Arts & Entertainment

What We’re Still Getting Wrong About the Unabomber

By R.H. Lossin The Nation

Ted Kaczynski’s violence—reexamined in a new biopic—fascinates US audiences, but not for the reasons we think.

In 1995, The Washington Post published a 35,000-word manifesto in a bid to prevent the detonation of a bomb at Los Angeles International Airport and end the FBI’s most expensive manhunt to date. The text, “Industrial Society and Its Future,” was penned by Theodore Kaczynski, otherwise known as the Unabomber. Between 1978 and 1995, Kaczynski, a Harvard-educated mathematician living off the grid in in Lincoln, Mont., killed three people and injured 23 more with bombs that he constructed in his cabin and sent through the mail.

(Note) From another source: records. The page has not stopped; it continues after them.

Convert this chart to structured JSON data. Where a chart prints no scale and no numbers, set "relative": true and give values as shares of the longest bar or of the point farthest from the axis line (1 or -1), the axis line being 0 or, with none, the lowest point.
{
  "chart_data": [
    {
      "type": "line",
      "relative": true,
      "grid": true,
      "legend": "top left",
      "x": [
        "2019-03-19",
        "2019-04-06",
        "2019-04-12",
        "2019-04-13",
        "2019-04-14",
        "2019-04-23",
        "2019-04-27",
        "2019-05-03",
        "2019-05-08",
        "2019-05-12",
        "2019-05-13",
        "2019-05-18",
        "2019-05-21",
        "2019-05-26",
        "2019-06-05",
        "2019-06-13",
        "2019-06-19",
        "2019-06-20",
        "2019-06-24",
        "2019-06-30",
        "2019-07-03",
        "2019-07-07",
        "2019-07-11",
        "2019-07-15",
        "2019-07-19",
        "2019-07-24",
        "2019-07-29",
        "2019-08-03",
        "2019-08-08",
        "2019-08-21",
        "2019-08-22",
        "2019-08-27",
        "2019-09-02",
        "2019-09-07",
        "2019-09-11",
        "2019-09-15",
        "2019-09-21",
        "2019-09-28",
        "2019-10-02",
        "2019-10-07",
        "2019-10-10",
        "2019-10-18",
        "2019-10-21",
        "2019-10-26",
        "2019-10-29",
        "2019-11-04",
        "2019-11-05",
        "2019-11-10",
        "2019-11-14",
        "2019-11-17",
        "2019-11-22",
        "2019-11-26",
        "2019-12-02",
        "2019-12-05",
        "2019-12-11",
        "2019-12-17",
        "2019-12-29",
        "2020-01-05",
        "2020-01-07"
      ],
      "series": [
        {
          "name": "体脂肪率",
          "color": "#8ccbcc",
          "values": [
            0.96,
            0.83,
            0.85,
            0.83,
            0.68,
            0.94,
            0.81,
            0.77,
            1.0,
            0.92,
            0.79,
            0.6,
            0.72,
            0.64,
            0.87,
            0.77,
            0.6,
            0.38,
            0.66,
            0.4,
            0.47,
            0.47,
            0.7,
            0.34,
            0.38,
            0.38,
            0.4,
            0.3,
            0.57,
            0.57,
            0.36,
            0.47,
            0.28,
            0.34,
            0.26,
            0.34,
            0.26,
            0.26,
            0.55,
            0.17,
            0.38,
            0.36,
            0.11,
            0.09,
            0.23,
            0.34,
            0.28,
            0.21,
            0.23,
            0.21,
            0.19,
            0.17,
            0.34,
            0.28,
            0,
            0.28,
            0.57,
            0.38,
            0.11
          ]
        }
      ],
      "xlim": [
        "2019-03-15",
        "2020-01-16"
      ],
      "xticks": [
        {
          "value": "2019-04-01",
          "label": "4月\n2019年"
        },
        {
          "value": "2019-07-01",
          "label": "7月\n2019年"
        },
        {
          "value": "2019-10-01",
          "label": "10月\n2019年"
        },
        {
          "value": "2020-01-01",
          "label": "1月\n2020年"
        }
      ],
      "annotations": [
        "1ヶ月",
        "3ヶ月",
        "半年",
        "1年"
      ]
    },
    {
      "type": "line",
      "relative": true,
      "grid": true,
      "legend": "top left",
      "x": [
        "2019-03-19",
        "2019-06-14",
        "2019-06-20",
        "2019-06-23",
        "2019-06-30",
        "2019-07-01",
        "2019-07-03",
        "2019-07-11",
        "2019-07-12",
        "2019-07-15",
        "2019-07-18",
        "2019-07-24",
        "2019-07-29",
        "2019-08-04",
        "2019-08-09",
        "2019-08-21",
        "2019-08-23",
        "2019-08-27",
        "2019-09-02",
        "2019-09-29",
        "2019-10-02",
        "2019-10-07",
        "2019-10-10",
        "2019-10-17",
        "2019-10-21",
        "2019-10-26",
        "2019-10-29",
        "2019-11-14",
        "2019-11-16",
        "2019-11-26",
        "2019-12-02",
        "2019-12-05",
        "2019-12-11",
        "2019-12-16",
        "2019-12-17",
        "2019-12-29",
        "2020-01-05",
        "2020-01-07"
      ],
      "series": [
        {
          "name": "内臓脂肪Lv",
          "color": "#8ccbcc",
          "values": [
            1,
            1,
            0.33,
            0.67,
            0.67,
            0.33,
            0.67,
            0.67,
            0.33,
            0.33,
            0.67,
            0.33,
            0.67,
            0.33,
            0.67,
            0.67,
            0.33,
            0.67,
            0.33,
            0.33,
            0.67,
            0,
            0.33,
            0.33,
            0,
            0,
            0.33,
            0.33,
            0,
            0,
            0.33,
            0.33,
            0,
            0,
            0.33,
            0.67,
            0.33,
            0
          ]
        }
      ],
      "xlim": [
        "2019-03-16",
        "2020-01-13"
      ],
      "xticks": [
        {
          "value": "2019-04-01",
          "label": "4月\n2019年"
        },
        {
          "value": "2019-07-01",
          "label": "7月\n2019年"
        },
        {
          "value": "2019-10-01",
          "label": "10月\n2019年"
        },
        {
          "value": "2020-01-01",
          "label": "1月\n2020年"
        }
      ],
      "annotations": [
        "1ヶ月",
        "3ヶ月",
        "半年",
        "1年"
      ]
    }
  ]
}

He was known to the public as the Unabomber in reference to his targets, which were almost exclusively universities and airports.

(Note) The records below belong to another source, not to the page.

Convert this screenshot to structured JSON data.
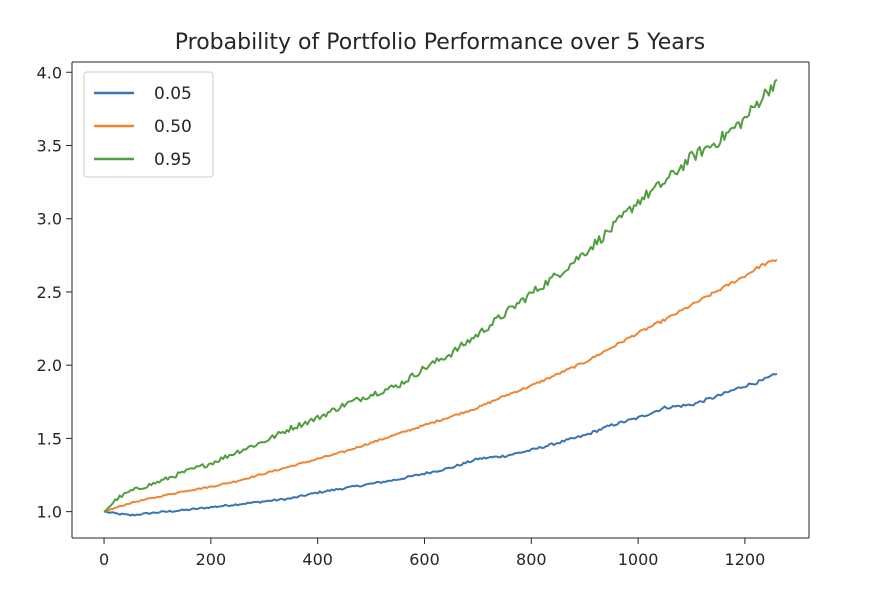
{
  "chart_data": {
    "type": "line",
    "title": "Probability of Portfolio Performance over 5 Years",
    "xlabel": "",
    "ylabel": "",
    "xlim": [
      -60,
      1320
    ],
    "ylim": [
      0.82,
      4.07
    ],
    "x_ticks": [
      0,
      200,
      400,
      600,
      800,
      1000,
      1200
    ],
    "y_ticks": [
      1.0,
      1.5,
      2.0,
      2.5,
      3.0,
      3.5,
      4.0
    ],
    "x_tick_labels": [
      "0",
      "200",
      "400",
      "600",
      "800",
      "1000",
      "1200"
    ],
    "y_tick_labels": [
      "1.0",
      "1.5",
      "2.0",
      "2.5",
      "3.0",
      "3.5",
      "4.0"
    ],
    "grid": false,
    "legend_position": "top-left",
    "x": [
      0,
      25,
      50,
      100,
      150,
      200,
      250,
      300,
      350,
      400,
      450,
      500,
      550,
      600,
      650,
      700,
      750,
      800,
      850,
      900,
      950,
      1000,
      1050,
      1100,
      1150,
      1200,
      1230,
      1260
    ],
    "series": [
      {
        "name": "0.05",
        "color": "#3a75af",
        "values": [
          1.0,
          0.985,
          0.975,
          0.995,
          1.01,
          1.03,
          1.05,
          1.07,
          1.09,
          1.13,
          1.16,
          1.19,
          1.22,
          1.26,
          1.3,
          1.36,
          1.38,
          1.42,
          1.47,
          1.52,
          1.59,
          1.64,
          1.71,
          1.73,
          1.79,
          1.86,
          1.89,
          1.94
        ]
      },
      {
        "name": "0.50",
        "color": "#ef8636",
        "values": [
          1.0,
          1.03,
          1.06,
          1.1,
          1.14,
          1.17,
          1.21,
          1.26,
          1.31,
          1.36,
          1.41,
          1.47,
          1.53,
          1.59,
          1.65,
          1.71,
          1.79,
          1.86,
          1.94,
          2.02,
          2.12,
          2.22,
          2.31,
          2.41,
          2.51,
          2.61,
          2.68,
          2.72
        ]
      },
      {
        "name": "0.95",
        "color": "#519e3e",
        "values": [
          1.0,
          1.09,
          1.14,
          1.2,
          1.27,
          1.33,
          1.41,
          1.48,
          1.57,
          1.64,
          1.73,
          1.8,
          1.86,
          1.98,
          2.08,
          2.21,
          2.35,
          2.49,
          2.62,
          2.77,
          2.93,
          3.12,
          3.25,
          3.42,
          3.53,
          3.68,
          3.82,
          3.95
        ]
      }
    ]
  }
}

It is uncomfortable to admit that the manifesto, while the product of a morally unjustifiable actor, is not the ranting of a lunatic. Violence doesn’t need to be justifiable to be comprehensible. As citizens of an imperial power, we are in fact quite good at understanding and even justifying violence—in the name of progress, democracy, economic stability, the rights of women—so perhaps we should be a bit more curious about the function of our parallel and ghoulish obsession with the supposedly inexplicable violence of psychologically aberrant individuals. While Kaczynski was certainly disturbed, repeated popular attempts to “understand” his individual problems (there have been four feature-length films and two Netflix series since his capture, not to mention innumerable plot arcs organized around similar characters) seem more like anxious efforts to ignore something else.